Local Grammar-Based Coding Revisited
Łukasz Dębowski
TL;DR
The paper studies minimal local grammar-based coding, showing universal properties and links to power-law linguistics. It uses a harmonic bound on ranked probabilities $\pi_n \le 1/n$ to strengthen universality proofs and develops bounds relating vocabulary size to mutual information and redundancy. It extends the framework to infinite vocabularies via wrapped codes and rank-list constructions, and demonstrates universality for both infinite and trimmed/fixed-vocabulary schemes. Overall, the results bolster connections among Zipf's law, Heaps' law, and Hilberg's law and suggest principled tokenization strategies for universal coding with potential relevance to language models.
Abstract
In the setting of minimal local grammar-based coding, the input string is represented as a grammar with the minimal output length defined via simple symbol-by-symbol encoding. This paper discusses four contributions to this field. First, we invoke a simple harmonic bound on ranked probabilities, which reminds Zipf's law and simplifies universality proofs for minimal local grammar-based codes.

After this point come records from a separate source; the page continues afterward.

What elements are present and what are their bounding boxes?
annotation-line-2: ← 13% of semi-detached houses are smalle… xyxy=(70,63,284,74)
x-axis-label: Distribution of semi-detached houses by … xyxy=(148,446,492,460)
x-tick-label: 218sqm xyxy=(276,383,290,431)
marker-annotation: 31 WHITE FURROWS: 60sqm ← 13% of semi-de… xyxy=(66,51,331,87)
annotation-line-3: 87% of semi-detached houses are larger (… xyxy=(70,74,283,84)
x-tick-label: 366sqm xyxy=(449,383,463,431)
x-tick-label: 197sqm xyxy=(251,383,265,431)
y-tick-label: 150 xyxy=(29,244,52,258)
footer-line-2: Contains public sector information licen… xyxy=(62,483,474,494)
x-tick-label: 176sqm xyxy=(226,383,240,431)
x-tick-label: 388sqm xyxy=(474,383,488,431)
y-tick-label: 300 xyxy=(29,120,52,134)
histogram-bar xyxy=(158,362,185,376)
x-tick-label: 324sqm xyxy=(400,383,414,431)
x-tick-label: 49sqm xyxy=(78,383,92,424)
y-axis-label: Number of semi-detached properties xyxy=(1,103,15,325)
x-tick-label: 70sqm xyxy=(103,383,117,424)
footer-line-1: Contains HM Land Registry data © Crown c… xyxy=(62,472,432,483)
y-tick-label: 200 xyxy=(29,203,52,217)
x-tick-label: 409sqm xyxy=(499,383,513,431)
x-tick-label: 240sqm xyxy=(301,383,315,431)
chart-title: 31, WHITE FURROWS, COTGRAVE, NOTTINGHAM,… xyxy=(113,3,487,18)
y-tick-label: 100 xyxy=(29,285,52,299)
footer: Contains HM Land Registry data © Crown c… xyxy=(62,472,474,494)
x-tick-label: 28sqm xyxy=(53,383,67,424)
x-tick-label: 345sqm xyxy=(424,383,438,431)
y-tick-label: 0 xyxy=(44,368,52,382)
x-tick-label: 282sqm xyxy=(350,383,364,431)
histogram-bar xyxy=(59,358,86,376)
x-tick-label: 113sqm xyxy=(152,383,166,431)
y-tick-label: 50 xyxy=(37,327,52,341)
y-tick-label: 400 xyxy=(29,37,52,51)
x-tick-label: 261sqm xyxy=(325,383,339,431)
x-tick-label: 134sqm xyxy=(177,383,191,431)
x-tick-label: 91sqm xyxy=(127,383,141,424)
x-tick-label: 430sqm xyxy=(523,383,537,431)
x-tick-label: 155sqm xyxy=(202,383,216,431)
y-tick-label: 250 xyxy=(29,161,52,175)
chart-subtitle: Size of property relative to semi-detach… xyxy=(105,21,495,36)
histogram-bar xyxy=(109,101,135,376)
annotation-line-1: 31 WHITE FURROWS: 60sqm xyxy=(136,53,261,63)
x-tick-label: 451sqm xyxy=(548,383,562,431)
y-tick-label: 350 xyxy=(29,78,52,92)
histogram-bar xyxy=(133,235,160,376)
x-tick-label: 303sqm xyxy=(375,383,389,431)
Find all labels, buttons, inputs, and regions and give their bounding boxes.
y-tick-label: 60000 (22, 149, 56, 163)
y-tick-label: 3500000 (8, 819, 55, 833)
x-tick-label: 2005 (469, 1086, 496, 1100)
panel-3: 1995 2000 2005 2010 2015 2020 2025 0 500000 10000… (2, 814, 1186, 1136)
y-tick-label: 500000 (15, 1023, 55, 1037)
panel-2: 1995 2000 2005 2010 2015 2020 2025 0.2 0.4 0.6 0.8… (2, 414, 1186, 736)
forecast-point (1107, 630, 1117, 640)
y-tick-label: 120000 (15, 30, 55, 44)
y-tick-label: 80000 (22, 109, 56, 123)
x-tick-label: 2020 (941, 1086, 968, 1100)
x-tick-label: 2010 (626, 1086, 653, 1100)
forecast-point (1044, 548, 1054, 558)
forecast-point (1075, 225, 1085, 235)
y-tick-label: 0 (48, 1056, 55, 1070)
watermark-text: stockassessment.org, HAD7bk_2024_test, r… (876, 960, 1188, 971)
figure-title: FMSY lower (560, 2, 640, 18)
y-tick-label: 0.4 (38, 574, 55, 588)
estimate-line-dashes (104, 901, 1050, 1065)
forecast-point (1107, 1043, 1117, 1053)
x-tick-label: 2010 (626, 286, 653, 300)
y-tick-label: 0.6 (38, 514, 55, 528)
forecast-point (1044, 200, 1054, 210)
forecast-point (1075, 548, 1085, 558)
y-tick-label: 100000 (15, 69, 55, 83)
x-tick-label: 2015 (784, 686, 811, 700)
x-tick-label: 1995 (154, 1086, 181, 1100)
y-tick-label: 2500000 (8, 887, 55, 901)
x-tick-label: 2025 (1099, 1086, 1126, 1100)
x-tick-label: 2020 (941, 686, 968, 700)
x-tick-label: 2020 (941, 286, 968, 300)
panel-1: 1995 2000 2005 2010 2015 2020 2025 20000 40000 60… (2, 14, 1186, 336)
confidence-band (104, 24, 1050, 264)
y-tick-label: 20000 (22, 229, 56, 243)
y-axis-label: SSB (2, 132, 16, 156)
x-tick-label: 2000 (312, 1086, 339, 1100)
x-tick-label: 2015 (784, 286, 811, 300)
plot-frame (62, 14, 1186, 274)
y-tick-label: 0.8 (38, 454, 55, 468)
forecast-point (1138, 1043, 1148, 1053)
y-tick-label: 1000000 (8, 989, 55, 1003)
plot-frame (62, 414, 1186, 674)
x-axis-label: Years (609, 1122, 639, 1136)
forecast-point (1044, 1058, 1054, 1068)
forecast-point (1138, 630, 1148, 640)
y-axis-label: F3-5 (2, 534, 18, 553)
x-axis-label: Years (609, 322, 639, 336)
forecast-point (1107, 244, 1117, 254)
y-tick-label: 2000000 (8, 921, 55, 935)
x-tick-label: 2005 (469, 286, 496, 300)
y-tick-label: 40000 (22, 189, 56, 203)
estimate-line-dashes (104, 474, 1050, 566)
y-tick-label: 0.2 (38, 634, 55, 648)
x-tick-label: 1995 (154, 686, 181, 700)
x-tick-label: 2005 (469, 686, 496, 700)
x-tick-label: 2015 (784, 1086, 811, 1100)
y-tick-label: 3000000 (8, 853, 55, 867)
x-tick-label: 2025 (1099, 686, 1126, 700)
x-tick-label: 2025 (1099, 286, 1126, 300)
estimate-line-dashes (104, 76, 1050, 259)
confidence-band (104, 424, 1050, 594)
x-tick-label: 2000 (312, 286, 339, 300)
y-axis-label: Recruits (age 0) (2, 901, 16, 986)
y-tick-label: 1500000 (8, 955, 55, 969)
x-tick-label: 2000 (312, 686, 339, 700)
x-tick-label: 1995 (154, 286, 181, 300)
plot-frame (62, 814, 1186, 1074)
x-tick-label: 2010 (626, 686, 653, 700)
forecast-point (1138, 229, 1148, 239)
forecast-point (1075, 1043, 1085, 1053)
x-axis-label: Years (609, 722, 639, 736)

Second, we refine known bounds on the vocabulary size, showing its partial power-law equivalence with mutual information and redundancy. These bounds are relevant for linking Zipf's law with the neural scaling law for large language models. Third, we develop a framework for universal codes with fixed infinite vocabularies, recasting universal coding as matching ranked patterns that are independent of empirical data. Finally, we analyze grammar-based codes with finite vocabularies being empirical rank lists, proving that that such codes are also universal. These results extend foundations of universal grammar-based coding and reaffirm previously stated connections to power laws for human language and language models.